His nature paintings are not what is on show here, though. This exhibition focuses on Hunt’s single figure studies of rural life, the men and women who work with and try to control nature. It consists of twenty watercolours and drawings. Some of the drawings are worked up into fine watercolours; others are clearly preparatory drawings with washes of colour added as notes for future reference.
I doubt very much that Hunt ever intended the latter for show. Certainly for me they are the weakest things on show.
The images of women – of which there are only two or three – are feeble and contrived.
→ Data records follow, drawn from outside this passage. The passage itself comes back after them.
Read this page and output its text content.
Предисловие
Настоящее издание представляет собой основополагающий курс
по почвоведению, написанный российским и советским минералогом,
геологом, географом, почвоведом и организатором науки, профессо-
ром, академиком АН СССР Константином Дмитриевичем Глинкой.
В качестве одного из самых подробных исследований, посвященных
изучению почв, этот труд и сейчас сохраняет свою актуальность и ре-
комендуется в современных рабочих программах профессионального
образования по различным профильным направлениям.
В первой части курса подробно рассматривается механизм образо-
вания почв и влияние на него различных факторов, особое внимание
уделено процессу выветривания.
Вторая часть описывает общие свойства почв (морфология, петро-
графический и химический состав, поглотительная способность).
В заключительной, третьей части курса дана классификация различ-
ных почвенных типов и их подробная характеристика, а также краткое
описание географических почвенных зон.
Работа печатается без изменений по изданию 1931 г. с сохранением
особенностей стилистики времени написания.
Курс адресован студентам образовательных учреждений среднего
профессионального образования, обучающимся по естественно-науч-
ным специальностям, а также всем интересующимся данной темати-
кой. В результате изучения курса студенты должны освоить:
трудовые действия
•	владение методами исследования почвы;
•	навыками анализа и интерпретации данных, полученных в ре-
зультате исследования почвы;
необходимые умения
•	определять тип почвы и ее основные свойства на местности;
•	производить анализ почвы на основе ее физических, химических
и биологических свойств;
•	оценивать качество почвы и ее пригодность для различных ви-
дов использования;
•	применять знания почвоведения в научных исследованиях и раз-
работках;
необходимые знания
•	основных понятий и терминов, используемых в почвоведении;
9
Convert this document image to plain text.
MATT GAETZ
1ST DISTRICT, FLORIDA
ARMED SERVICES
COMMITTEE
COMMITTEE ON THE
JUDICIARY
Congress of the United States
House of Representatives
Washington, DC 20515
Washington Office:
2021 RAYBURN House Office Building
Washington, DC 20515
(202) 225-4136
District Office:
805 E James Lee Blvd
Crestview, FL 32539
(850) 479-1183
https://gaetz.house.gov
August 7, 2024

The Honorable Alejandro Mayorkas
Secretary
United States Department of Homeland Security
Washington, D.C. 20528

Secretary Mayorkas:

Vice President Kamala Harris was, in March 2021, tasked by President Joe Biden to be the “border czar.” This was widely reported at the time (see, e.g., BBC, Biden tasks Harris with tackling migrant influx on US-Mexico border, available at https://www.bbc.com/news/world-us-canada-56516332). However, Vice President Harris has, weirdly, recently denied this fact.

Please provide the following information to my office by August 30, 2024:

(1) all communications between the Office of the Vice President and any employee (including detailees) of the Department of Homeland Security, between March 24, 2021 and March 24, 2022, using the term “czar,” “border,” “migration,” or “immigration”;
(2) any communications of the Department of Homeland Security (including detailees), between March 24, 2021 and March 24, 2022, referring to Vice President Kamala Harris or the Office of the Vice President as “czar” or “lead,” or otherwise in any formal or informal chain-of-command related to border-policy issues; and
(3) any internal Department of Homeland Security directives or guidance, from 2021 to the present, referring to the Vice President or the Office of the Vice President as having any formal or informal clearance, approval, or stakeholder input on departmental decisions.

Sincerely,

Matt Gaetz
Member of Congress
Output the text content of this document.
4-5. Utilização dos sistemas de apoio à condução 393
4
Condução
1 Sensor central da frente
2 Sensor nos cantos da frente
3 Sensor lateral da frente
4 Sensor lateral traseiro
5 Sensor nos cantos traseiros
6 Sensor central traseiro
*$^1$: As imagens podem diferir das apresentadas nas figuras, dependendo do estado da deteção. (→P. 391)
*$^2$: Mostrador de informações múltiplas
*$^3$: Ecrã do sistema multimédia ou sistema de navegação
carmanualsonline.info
Hunt married and had a daughter, but when creating these images he overlooked any claims women might have to character or even individuality. The men are very different – distinctly characterful and carefully posed. Thus the broom-maker positively bristles with energy. I particularly enjoyed the paired images of poacher and gamekeeper. There was also a little sketch of the gamekeeper’s gun and the way it is typically held which showed the lengths Hunt went to in his quest for rural reality.
Some of the drawings are clearly unfinished. I feel the commentators who describe them as expressionist are deluding themselves. Some are frankly dreadful – probably only kept by the artist because he forgot where he threw them. The maltster, for example, is either a giant or possesses a very indistinct dwarf cat.
In the finished pieces Hunt is very good at simulating texture and scraping-out, often for textural effect. There are several salt glaze pots where the scraped-out highlights are especially evocative. The Courtauld tries to make the case that Hunt anticipates the pre-Raphaelites. Had they used watercolour that might have been true. It might also be more relevant to his flowers and berries or his seascapes, albeit they were painted while the pre-Raphaelites were at the height and their powers and notoriety. I can’t help thinking the thesis relies more on the similarity of names – two William H Hunts, albeit no relation to one another.
I would like to have learnt a little more about the man himself. He sounds fascinating. In the 1850s his work was selling in Paris for more than that of Delacroix, yet he delighted in the company of tramps and street entertainers.
Funnily enough, as I was heading back to Euston I spotted Hunt’s blue plaque on Marchmont Street – next door to the flat where Kenneth Williams used to live.